The Department of Public Health and COVID Command Center announced today that, the City College of San Francisco (CCSF) and Moscone Center South high-volume vaccination sites will close on June 26 and July 14, respectively. Vaccinations will continue to be widely available through a network of low-barrier neighborhood sites, mobile access points, clinics, and pharmacies to meet existing demand and better align with the current prevalence of COVID in the community.
“San Francisco had led the nation in our vaccine rollout with 81% of our eligible residents having received at least a first dose,” said Mayor London N. Breed. “Mass vaccination sites were an important part of the distribution network that made that possible, but we’re now at a point where vaccines continue to be widely available and we’re instead focusing on getting to residents who are harder to reach or may have challenges getting to one of our many vaccination sites. We’re going to keep doing everything we can to reach each and every San Franciscan.”
San Francisco has been a national and global model in its response to the COVID-19 pandemic. Well before the federal government approved vaccines for widespread use, the city developed a robust, low- barrier vaccine distribution system to facilitate vaccination with a focus on ensuring access to communities disproportionally affected by COVID-19. The vaccine has been offered through a network of high-volume vaccination sites, community access sites - in partnership with trusted community organizations-, mobile vaccination teams, and pharmacies.
These efforts have paid off. Currently, 81% of eligible San Francisco residents have received at least one dose of the vaccine, with 72% of eligible San Franciscans fully vaccinated. Furthermore, 91% of all residents 65 and older have received at least one dose. SF's vaccination rates are among the highest in the nation and the world.
Additionally, the effectiveness and availability of COVID-19 vaccines have dramatically driven down case rates, hospitalizations and community spread in San Francisco. The 7-day average number of new cases in San Francisco declined by 97% since January; from 373 to 10 as of June 15. Hospitalizations have been at their lowest numbers for the past month since the pandemic began and testing positivity is 0.45%, down from 5.36% since the last peak in January and 13.46% in April of 2020.
“Being the first major city in the nation to reach over 80% of eligible residents with at least one dose of the COVID-19 vaccine is a testament to the hard work of our residents, community partners, and public health professionals who stood up sites like City College. While we celebrate this success, we have more work to do, especially in light of new variants of the virus. We are laser-focused on ramping up vaccine opportunities in hard-hit neighborhoods with robust citywide vaccination initiatives that include low barrier drop-in appointments, going door-to-door, hosting family day events, and providing mobile vaccination drives to serve people with challenges to vaccine access,” said Dr.
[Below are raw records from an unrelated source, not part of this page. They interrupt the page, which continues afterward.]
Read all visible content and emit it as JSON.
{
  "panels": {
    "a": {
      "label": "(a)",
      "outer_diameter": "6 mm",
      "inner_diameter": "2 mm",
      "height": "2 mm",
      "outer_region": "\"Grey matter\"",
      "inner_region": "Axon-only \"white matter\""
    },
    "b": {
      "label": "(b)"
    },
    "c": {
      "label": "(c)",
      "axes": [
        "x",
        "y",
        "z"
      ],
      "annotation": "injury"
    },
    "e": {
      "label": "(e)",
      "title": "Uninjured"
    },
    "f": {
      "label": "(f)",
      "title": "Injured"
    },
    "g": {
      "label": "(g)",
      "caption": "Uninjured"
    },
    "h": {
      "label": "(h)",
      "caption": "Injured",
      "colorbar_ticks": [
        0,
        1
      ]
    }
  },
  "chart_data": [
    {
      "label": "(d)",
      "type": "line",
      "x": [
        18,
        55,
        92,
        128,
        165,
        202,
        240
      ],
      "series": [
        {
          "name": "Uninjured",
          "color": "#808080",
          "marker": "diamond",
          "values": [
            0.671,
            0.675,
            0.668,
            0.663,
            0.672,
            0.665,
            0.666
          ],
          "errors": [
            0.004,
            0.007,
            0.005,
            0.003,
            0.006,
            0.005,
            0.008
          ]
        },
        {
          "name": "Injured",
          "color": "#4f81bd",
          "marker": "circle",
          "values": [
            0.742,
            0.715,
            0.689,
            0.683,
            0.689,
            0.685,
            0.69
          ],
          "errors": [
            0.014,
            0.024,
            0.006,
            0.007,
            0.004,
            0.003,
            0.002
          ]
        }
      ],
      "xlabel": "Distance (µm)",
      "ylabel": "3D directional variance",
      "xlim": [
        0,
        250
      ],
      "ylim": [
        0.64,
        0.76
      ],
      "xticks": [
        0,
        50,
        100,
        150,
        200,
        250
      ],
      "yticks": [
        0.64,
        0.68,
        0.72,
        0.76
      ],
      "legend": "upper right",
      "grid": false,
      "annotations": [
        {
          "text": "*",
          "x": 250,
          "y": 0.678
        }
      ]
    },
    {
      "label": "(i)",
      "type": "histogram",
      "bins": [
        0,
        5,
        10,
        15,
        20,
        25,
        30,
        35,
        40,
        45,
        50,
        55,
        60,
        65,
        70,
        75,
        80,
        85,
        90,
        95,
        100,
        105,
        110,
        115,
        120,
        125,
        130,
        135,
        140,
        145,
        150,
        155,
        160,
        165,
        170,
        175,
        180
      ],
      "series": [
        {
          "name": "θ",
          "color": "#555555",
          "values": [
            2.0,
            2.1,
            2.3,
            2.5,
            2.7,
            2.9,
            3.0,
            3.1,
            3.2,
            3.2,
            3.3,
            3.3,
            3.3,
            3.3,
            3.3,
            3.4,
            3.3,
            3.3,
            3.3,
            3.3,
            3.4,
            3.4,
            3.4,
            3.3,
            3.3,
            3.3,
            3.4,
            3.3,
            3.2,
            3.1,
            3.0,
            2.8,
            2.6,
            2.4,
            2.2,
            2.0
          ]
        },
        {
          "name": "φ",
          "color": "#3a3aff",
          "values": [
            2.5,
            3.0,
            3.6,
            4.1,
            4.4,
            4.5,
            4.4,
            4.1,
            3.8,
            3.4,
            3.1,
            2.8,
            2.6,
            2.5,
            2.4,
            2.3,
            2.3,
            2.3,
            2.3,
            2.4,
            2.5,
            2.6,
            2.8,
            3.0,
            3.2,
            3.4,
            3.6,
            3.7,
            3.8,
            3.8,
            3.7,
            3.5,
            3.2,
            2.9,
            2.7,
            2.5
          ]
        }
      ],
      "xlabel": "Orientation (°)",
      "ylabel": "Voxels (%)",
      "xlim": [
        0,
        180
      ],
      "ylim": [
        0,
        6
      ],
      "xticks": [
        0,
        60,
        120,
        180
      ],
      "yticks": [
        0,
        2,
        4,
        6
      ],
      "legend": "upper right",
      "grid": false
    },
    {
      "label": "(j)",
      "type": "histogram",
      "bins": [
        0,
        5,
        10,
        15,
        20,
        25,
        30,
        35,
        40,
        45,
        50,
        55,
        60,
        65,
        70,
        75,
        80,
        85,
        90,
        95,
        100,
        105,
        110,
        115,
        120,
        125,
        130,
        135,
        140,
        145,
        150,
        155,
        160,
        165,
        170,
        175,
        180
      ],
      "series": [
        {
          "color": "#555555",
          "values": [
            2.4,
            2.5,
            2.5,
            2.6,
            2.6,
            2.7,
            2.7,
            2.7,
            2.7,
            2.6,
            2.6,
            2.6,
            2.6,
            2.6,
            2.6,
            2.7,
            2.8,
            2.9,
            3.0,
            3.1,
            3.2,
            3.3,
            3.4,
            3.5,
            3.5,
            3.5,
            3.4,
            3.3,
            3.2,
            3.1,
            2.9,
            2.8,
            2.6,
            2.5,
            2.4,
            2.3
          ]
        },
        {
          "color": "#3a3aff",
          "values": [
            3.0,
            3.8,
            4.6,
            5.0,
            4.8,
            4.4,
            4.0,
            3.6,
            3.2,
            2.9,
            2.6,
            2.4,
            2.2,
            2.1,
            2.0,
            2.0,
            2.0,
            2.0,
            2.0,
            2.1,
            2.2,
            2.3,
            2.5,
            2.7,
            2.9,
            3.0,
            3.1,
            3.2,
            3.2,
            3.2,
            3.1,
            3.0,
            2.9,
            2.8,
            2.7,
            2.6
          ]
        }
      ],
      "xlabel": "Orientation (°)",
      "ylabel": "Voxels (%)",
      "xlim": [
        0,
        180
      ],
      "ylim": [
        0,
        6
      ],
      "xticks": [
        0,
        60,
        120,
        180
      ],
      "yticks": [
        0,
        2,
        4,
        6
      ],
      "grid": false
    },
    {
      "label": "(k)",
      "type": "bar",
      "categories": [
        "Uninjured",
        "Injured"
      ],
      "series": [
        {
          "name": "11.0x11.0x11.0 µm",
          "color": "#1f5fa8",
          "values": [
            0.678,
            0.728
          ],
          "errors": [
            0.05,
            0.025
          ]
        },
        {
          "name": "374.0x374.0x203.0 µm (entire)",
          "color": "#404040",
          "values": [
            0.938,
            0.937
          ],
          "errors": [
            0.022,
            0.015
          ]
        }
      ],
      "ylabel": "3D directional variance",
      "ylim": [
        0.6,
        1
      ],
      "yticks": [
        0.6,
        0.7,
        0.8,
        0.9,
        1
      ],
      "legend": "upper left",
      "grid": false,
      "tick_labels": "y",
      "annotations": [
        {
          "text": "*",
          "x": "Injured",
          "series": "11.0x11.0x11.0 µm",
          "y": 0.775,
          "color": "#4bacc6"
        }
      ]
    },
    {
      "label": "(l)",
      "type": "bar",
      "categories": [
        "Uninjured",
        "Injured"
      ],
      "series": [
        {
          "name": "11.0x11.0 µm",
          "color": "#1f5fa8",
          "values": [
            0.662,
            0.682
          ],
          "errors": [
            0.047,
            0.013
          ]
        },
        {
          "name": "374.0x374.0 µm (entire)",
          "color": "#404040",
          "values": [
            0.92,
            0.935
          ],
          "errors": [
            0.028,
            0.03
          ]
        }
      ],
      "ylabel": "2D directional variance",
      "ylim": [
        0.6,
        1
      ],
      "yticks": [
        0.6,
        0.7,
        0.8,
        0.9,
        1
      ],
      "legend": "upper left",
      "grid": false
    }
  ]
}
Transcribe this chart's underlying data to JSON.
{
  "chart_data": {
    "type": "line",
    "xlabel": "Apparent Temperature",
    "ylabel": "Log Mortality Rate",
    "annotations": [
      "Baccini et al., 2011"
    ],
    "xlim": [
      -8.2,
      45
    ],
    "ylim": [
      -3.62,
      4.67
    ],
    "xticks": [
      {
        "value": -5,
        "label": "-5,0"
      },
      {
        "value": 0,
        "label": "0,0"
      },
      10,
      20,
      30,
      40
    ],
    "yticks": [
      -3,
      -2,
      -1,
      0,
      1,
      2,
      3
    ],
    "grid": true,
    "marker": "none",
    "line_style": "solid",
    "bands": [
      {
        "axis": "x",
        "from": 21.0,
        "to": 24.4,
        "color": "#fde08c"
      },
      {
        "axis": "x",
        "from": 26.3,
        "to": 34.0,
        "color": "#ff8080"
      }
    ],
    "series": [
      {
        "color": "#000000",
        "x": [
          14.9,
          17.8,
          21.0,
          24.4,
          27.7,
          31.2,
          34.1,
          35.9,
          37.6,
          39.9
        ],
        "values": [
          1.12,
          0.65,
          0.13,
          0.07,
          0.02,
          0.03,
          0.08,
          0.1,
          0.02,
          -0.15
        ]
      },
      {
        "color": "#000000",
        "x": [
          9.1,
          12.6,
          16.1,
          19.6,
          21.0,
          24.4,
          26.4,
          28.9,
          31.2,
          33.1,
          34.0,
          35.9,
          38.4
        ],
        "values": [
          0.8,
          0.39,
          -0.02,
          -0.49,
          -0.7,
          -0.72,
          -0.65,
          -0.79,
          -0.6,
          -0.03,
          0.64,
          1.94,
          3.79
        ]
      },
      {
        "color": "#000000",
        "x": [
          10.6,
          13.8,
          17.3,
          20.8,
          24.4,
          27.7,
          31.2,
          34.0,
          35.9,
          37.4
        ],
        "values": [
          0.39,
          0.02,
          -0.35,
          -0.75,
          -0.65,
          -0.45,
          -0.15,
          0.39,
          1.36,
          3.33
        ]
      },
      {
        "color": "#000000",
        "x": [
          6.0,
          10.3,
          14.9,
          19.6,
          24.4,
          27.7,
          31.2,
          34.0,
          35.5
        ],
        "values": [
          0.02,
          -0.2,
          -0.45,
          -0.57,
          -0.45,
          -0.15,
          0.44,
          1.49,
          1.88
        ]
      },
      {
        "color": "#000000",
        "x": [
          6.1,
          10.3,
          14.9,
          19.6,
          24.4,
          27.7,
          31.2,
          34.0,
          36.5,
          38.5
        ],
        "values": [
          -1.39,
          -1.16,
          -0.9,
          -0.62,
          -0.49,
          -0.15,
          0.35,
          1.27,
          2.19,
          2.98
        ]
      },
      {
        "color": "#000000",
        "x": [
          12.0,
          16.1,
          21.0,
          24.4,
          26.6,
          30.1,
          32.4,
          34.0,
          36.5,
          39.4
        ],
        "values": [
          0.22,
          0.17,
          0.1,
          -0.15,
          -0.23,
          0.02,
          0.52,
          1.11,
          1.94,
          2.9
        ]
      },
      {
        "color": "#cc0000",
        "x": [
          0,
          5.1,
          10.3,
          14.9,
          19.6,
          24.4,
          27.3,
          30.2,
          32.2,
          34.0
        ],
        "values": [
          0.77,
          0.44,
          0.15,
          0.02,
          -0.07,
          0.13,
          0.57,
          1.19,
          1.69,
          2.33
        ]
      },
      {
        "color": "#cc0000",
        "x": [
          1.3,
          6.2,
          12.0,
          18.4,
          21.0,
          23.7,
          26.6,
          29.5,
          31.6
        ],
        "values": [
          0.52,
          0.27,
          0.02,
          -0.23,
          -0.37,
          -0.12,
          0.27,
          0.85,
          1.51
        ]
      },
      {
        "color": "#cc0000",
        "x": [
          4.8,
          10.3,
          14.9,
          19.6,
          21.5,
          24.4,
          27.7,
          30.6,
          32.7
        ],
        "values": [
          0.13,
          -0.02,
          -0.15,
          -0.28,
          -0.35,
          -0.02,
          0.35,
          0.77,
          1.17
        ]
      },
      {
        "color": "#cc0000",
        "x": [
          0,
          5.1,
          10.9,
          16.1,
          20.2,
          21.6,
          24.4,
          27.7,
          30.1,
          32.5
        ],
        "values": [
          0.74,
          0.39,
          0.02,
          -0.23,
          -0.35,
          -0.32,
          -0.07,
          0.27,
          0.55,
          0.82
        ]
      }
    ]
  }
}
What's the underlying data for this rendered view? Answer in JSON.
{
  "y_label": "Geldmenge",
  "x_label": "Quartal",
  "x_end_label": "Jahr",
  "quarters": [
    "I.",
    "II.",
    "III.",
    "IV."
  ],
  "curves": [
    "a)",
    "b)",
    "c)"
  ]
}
Grant Colfax, Director of Health. “We thank UCSF for their partnership in standing up this site and helping to keep our communities safe.”
“San Francisco was in a very different place in January when City College opened up as SF's first mass vaccine site during the height of the COVID-19 pandemic,” said Mary Ellen Carroll, Executive Director for the Department of Emergency Management. “Today, the majority of eligible San Franciscans have received vaccinations because of our ability to quickly and efficiently open sites across San Francisco. While our work continues, I want to give credit to the team of public servants who worked tirelessly to ensure every San Franciscan has opportunity to receive this life saving measure.”
Launched in January, the CCSF vaccination site - located on City College’s main campus on Frida Kahlo Way - was the first to open in San Francisco and UCSF has since administered more than 111,000 doses of the COVID-19 vaccine at this location. The Moscone Center and the SF Market in the Bayview opened in February; the latter ceased operations on June 11.
Following the June 26 closure, eligible residents who got their first dose at the CCSF site can get their second at other neighborhood sites. Schedule second doses at other sites in partnership with UCSF
The high-volume sites have proven to be extremely successful as San Francisco became the first major city in the nation to reach 80% rate in first-dose vaccinations. Moving forward, the city will continue to provide low-barrier vaccine access at San Francisco Health Network and SF Community Clinic Consortium clinics, pharmacies, neighborhood sites, and at community events.
Additionally, mobile vaccination operations will carry on for people experiencing homelessness, people who are homebound, and residents at senior housing.
Planning is underway by the Department of Public Health and the COVID Command Center to ensure access to vaccines for youth under 11 years old when they become eligible.
“UCSF is proud to have contributed to the vaccination of residents of San Francisco and surrounding communities,” said Sheila Antrum, Senior Vice President and Chief Operating Officer at UCSF Health. “From the earliest days of the COVID-19 pandemic, the leadership of San Francisco, in conjunction with the San Francisco Department of Public Health, has placed San Francisco at the forefront nationwide of major cities in rapidly rolling out the vaccines. UCSF is glad to have played a role in the public health response to the crisis, and we look forward to continuing to work with the City and County of San Francisco to reach neighborhoods and residents still awaiting the vaccine.”